Take a minute to marvel at the incredible complexity and resilience of a very familiar sight: the chicken egg. An egg’s shell is strong enough to not fracture from the outside, despite being quite thin, while at the same time being weak enough on the inside to allow a chick to hatch. What’s its secret? According to Canadian researchers at McGill University, it’s all in the eggshells nanostructure.

Eggshells in Prof. McKee's lab. Credit: McGill University.

Eggshells in Prof. McKee’s lab. Credit: McGill University.

In order to find out what makes a bird’s eggshell so unique, an interdisciplinary team comprised of dentistry researchers and engineers meticulously prepared eggshell samples, studying both their molecular nanostructure and mechanical properties. This was more challenging than it sounds. Because eggshells are so fragile, they easily break when you try to cut a slice for imaging by electron microscopy.

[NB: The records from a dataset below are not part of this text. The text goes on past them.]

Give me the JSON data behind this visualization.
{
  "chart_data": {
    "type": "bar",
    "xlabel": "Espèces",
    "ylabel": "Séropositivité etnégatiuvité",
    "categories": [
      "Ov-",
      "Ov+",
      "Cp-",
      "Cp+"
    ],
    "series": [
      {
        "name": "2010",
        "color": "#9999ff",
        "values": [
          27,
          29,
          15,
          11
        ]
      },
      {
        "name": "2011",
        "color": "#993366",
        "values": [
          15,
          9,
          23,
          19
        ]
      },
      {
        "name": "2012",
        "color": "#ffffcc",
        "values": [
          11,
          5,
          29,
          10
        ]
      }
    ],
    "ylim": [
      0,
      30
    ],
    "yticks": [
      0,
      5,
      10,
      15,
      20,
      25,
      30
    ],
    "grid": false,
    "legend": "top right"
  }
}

The team solved this problem by using a focused-ion beam sectioning system to elegantly cut thin slices of eggshells and image their interior.

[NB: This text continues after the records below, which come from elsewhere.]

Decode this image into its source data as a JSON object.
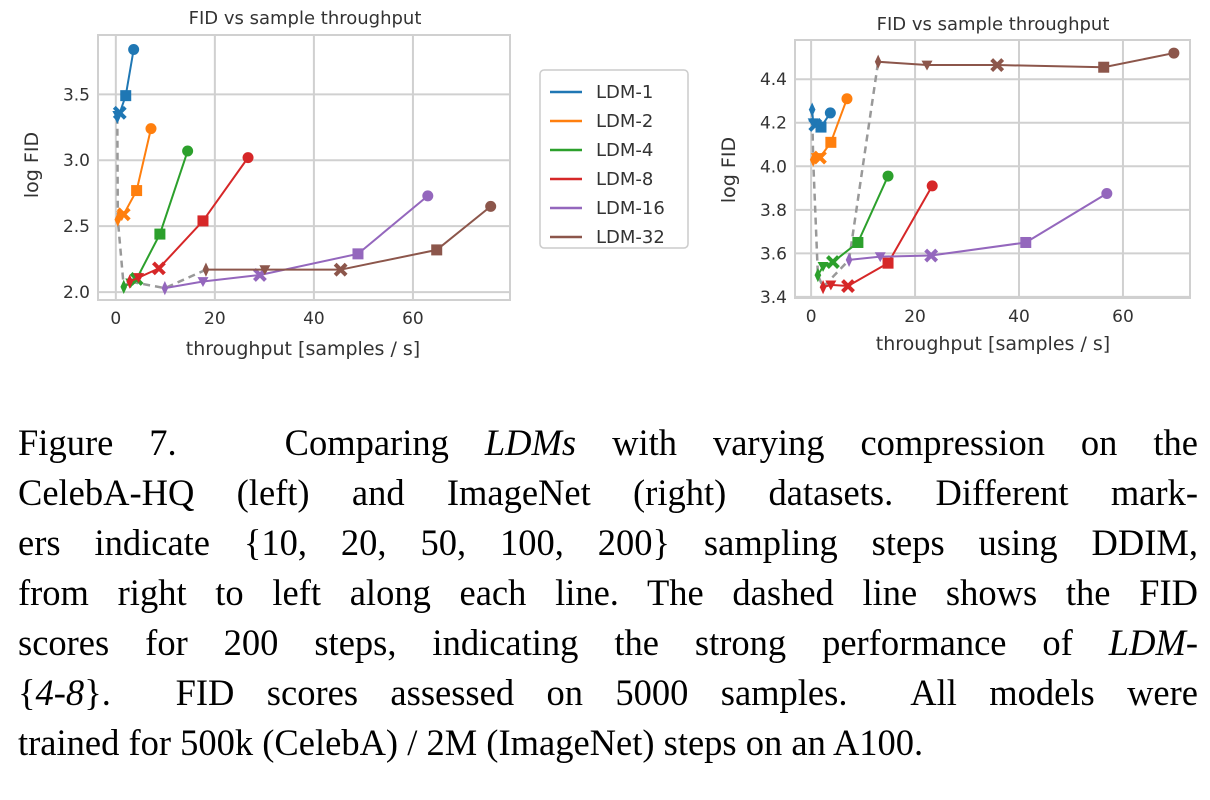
{
  "colors": {
    "LDM-1": "#1f77b4",
    "LDM-2": "#ff7f0e",
    "LDM-4": "#2ca02c",
    "LDM-8": "#d62728",
    "LDM-16": "#9467bd",
    "LDM-32": "#8c564b",
    "dashed": "#999999",
    "grid": "#d0d0d0"
  },
  "markers_by_steps": {
    "10": "circle",
    "20": "square",
    "50": "x",
    "100": "triangle-down",
    "200": "thin-diamond"
  },
  "chart_data": [
    {
      "type": "line",
      "title": "FID vs sample throughput",
      "xlabel": "throughput [samples / s]",
      "ylabel": "log FID",
      "xlim": [
        -3.6,
        79.6
      ],
      "ylim": [
        1.94,
        3.95
      ],
      "xticks": [
        "0",
        "20",
        "40",
        "60"
      ],
      "yticks": [
        "2.0",
        "2.5",
        "3.0",
        "3.5"
      ],
      "grid": true,
      "legend": "right-outside",
      "steps": [
        10,
        20,
        50,
        100,
        200
      ],
      "series": [
        {
          "name": "LDM-1",
          "x": [
            3.6,
            2.0,
            0.8,
            0.4,
            0.3
          ],
          "y": [
            3.84,
            3.49,
            3.36,
            3.34,
            3.33
          ]
        },
        {
          "name": "LDM-2",
          "x": [
            7.1,
            4.2,
            1.6,
            1.2,
            0.4
          ],
          "y": [
            3.24,
            2.77,
            2.59,
            2.58,
            2.55
          ]
        },
        {
          "name": "LDM-4",
          "x": [
            14.5,
            8.9,
            4.2,
            3.0,
            1.6
          ],
          "y": [
            3.07,
            2.44,
            2.1,
            2.07,
            2.04
          ]
        },
        {
          "name": "LDM-8",
          "x": [
            26.7,
            17.6,
            8.7,
            4.6,
            2.8
          ],
          "y": [
            3.02,
            2.54,
            2.18,
            2.11,
            2.08
          ]
        },
        {
          "name": "LDM-16",
          "x": [
            63.0,
            48.9,
            29.1,
            17.6,
            9.9
          ],
          "y": [
            2.73,
            2.29,
            2.13,
            2.08,
            2.03
          ]
        },
        {
          "name": "LDM-32",
          "x": [
            75.7,
            64.8,
            45.4,
            30.1,
            18.2
          ],
          "y": [
            2.65,
            2.32,
            2.17,
            2.17,
            2.17
          ]
        }
      ]
    },
    {
      "type": "line",
      "title": "FID vs sample throughput",
      "xlabel": "throughput [samples / s]",
      "ylabel": "log FID",
      "xlim": [
        -3.1,
        72.9
      ],
      "ylim": [
        3.395,
        4.58
      ],
      "xticks": [
        "0",
        "20",
        "40",
        "60"
      ],
      "yticks": [
        "3.4",
        "3.6",
        "3.8",
        "4.0",
        "4.2",
        "4.4"
      ],
      "grid": true,
      "legend": "none",
      "steps": [
        10,
        20,
        50,
        100,
        200
      ],
      "series": [
        {
          "name": "LDM-1",
          "x": [
            3.7,
            1.9,
            0.8,
            0.4,
            0.2
          ],
          "y": [
            4.245,
            4.18,
            4.19,
            4.2,
            4.26
          ]
        },
        {
          "name": "LDM-2",
          "x": [
            6.9,
            3.8,
            1.7,
            1.0,
            0.4
          ],
          "y": [
            4.31,
            4.11,
            4.04,
            4.04,
            4.03
          ]
        },
        {
          "name": "LDM-4",
          "x": [
            14.8,
            9.0,
            4.2,
            2.3,
            1.3
          ],
          "y": [
            3.955,
            3.65,
            3.56,
            3.54,
            3.5
          ]
        },
        {
          "name": "LDM-8",
          "x": [
            23.3,
            14.8,
            7.1,
            3.8,
            2.3
          ],
          "y": [
            3.91,
            3.555,
            3.45,
            3.455,
            3.445
          ]
        },
        {
          "name": "LDM-16",
          "x": [
            56.9,
            41.3,
            23.1,
            13.3,
            7.3
          ],
          "y": [
            3.875,
            3.65,
            3.59,
            3.585,
            3.57
          ]
        },
        {
          "name": "LDM-32",
          "x": [
            69.8,
            56.3,
            35.8,
            22.3,
            12.9
          ],
          "y": [
            4.52,
            4.455,
            4.465,
            4.465,
            4.48
          ]
        }
      ]
    }
  ],
  "legend": [
    "LDM-1",
    "LDM-2",
    "LDM-4",
    "LDM-8",
    "LDM-16",
    "LDM-32"
  ],
  "caption": [
    [
      {
        "t": "Figure 7.   Comparing "
      },
      {
        "t": "LDMs",
        "i": true
      },
      {
        "t": " with varying compression on the"
      }
    ],
    [
      {
        "t": "CelebA-HQ (left) and ImageNet (right) datasets. Different mark-"
      }
    ],
    [
      {
        "t": "ers indicate {10, 20, 50, 100, 200} sampling steps using DDIM,"
      }
    ],
    [
      {
        "t": "from right to left along each line. The dashed line shows the FID"
      }
    ],
    [
      {
        "t": "scores for 200 steps, indicating the strong performance of "
      },
      {
        "t": "LDM-",
        "i": true
      }
    ],
    [
      {
        "t": "{"
      },
      {
        "t": "4-8",
        "i": true
      },
      {
        "t": "}.  FID scores assessed on 5000 samples.  All models were"
      }
    ],
    [
      {
        "t": "trained for 500k (CelebA) / 2M (ImageNet) steps on an A100."
      }
    ]
  ]
}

“Eggshells are remarkable in the world of biomineralization as they are one of the fastest know biomineralizing systems that we know of — a laying hen forms a 6-gram eggshell in about 17 hours almost every day. We were fascinated about how an eggshell could form so fast, and what its internal structure was like,” Marc McKee, a professor in McGill’s Department of Anatomy and Cell Biology and co-author of the new study, told ZME Science.

“We now have the research tools to cut very thin sections of the shells (a focused-ion beam that cuts just about anything), and this prevented the shell from shattering when we tried to cut it using previous methods.  With this very thin section, we were able to identify a fascinating subunit nanostructure within the interior of the shell using atomic force microscopy and electron microscopy. The ‘Aha’ moment was when we saw the nanostructure by various microscopies!  When had guessed it might be true because of the unique properties of the eggshell, but then we actually saw it, ‘Aha!’,” McKee added.

When a hen lays an egg, it is sufficiently hard not to break during brooding. As the embryo inside the egg develops, the inner portion of the shell dissolves to provide precious calcium, which the chick needs to grow bones. At the same time, this process weakens the shell enough for it to be broken by the hatching chick. McKee and colleagues learned that this dual-function is enabled by changes in the shell’s nanostructure during incubation. Specifically, the researchers singled out a nanostructured mineral associated with osteopontin — the eggshell protein also found in bones — as of the main factors driving shell strength. During an experiment, the researchers recreated a similar nanostructure in the lab by adding osteopontin to mineral crystals.

“Since we were able to reproduce something similar to the eggshell nanostructure in the laboratory setting by growing our own synthetic crystals in the presence of the eggshell protein osteopontin, this means that we can control nanostructure size of mineral in a protein matrix – thus making a nanocomposite biomaterial.  Nanocomposites, in general, are known for their strength and hardness, light weight and versatility and have many benefits and applications in many fields,” McKee said.

There are many potential applications to the findings. Understanding the role certain proteins play in the eggshell hardening process has important implications for food safety — cracked eggs have an increased risk of Salmonella poisoning, for instance. The findings could also open the door for a new class of eggshell-inspired composite materials that are both strong and lightweight.

“Because we could partly recreate eggshell structure in calcite mineral in the lab setting, this may allow us the ability to intentionally produce new nanocomposite materials with desirable properties.  Nanocomposites have amazing unique properties, and many new nanomaterials are being developed by many industries.  They are often strong and lightweight, amongst many other properties.  Of course, in the food industry, having a strong and tough eggshell will prevent cracks that allow pathogens access to the egg that might cause food poisoning.  Understanding more about shell nanostructure will allow us to select for strains of hens that consistently produce stronger eggs,” McKee told ZME.

In the future, researchers plan “to understand the mechanism of how the protein osteopontin controls the nanostructure and strength of the shell,” Mckee said.

“It is exciting because we are learning from Nature and 100s of millions of years of evolution how nanostructure provides optimal material properties for things as seemingly delicate as an avian eggshell.  In fact, the shell is remarkably strong and tough to serve its function, but also is finally delicate enough at a certain point in time to allow the chick to hatch from the egg by breaking the shell from the inside-out, all this results from nanostructure in general, and differences in nanostructure across the shell thickness.  As a biological nanocomposite, the interplay between a protein matrix and mineral provides unique and ideal properties for a shell structure that has persisted since the time of the dinosaurs,” the researcher concluded.

The findings were published in the journal Science Advances.